Department of Nordic Studies and Linguistics
2300 København S, Building: 22.5.51
I teach Linguistics I, Language and Psychology II and Statistics in the BA study programme in Audiologopedics. At irregular intervals I teach specialisation courses in Audiologopedic data interpretation and Project design at the MA programme in Audiologopedics.
I supervise within the fields of reading, psycholinguistics and grammatically oriented logopedics.
Research areas: Reading development and psycholinguistics
Reading ability draws on two fundamental skills: 1) The ability to recognise words based on knowledge of the letters and their sounds; and 2) general language comprehension ability, for example vocabulary, sentence comprehension and the ability to make inferences. My research concerns several subfields within these two areas:
- The correlation between lexical processing and reading: There is well-established correlation between how fast children (and adults) name letters, numbers and pictures, on the one hand, and how accurately and fast they read. The cause of the correlation is, however, at present not fully understood, probably because it is multi-componential. We have investigated some of the possible components longitudinally (Juul, Poulsen & Elbro, 2014; Poulsen, Juul & Elbro, 2015) and we have shown how the type of items to be named is important for whether naming correlates with word reading or reading comprehension Poulsen & Elbro (2012).
- Identification of reading difficulties: I was involved in developing a web-based test for identification of reading difficulties for the Danish Ministry of Education. The project is unique in that the same test is used from Grade 3 to university level.
- Computer-assisted instruction in early reading instruction: As tablets become common in the early grades, the opportunities for using interactive teaching materials in general education are becoming practically viable. We have developed and tested an app to supplement early instruction. The self-explanatory app introduces and exercises knowledge of letters, their sounds and the concept of phonemes, and it guides the students through reading short, regular words. The project is funded by the Danish Ministry of Education.
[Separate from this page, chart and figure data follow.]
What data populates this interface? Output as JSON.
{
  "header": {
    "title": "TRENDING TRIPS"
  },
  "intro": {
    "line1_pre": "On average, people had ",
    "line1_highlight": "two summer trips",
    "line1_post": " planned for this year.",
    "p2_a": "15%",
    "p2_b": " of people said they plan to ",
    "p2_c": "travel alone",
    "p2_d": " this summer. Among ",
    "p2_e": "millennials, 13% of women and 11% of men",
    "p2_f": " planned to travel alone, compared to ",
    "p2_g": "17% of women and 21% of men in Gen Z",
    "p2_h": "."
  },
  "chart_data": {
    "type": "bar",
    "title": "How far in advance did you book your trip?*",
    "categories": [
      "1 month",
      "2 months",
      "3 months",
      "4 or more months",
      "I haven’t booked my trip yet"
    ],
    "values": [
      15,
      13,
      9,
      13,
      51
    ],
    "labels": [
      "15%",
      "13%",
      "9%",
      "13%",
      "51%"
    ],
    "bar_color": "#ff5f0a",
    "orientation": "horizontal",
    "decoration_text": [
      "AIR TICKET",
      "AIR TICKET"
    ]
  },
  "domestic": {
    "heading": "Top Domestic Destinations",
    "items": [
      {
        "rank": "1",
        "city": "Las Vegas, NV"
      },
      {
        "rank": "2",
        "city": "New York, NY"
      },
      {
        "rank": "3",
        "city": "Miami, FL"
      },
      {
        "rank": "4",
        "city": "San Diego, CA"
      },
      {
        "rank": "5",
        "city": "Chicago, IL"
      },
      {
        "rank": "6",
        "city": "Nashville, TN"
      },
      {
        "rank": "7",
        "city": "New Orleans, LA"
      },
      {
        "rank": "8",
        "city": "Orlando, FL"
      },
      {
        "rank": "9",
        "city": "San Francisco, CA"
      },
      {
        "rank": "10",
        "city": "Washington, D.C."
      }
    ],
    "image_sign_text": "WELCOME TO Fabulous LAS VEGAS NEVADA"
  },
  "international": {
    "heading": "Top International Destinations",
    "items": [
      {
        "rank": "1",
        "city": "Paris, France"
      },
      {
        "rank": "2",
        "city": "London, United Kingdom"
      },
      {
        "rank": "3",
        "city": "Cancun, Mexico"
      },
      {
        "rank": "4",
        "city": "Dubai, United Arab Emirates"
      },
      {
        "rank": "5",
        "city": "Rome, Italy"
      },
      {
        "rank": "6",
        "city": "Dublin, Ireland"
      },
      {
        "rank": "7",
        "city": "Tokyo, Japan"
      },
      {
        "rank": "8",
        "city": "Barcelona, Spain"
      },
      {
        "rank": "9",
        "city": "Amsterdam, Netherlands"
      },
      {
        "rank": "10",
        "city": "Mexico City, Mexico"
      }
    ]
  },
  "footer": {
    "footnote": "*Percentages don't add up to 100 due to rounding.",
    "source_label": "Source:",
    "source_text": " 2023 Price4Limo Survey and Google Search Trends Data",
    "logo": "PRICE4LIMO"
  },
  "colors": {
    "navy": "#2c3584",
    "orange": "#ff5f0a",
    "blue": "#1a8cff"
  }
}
- Sentence comprehension: To understand a sentence, you need to extract information from the word order: "John hits Mary” means something different to “Mary hits John”. Some sentence structures, however, can be more difficult to understand, for example passive sentences like “John was hit by Mary”, depending on the context. I have been involved in investigating the comprehension of long-distance dependencies (Poulsen, 2008) and the role of context in comprehension of OVS sentences (Burholt, Engberg-Petersen & Poulsen, in press; Thomsen & Poulsen, 2015). It appears that there are some individual differences in how well people comprehend such non-canonical sentences. For example, children appear to find them more difficult than adults. We have found that there is a correlation between how well grade 5 students understand such sentences and their reading comprehension (Poulsen & Gravgaard, 2016).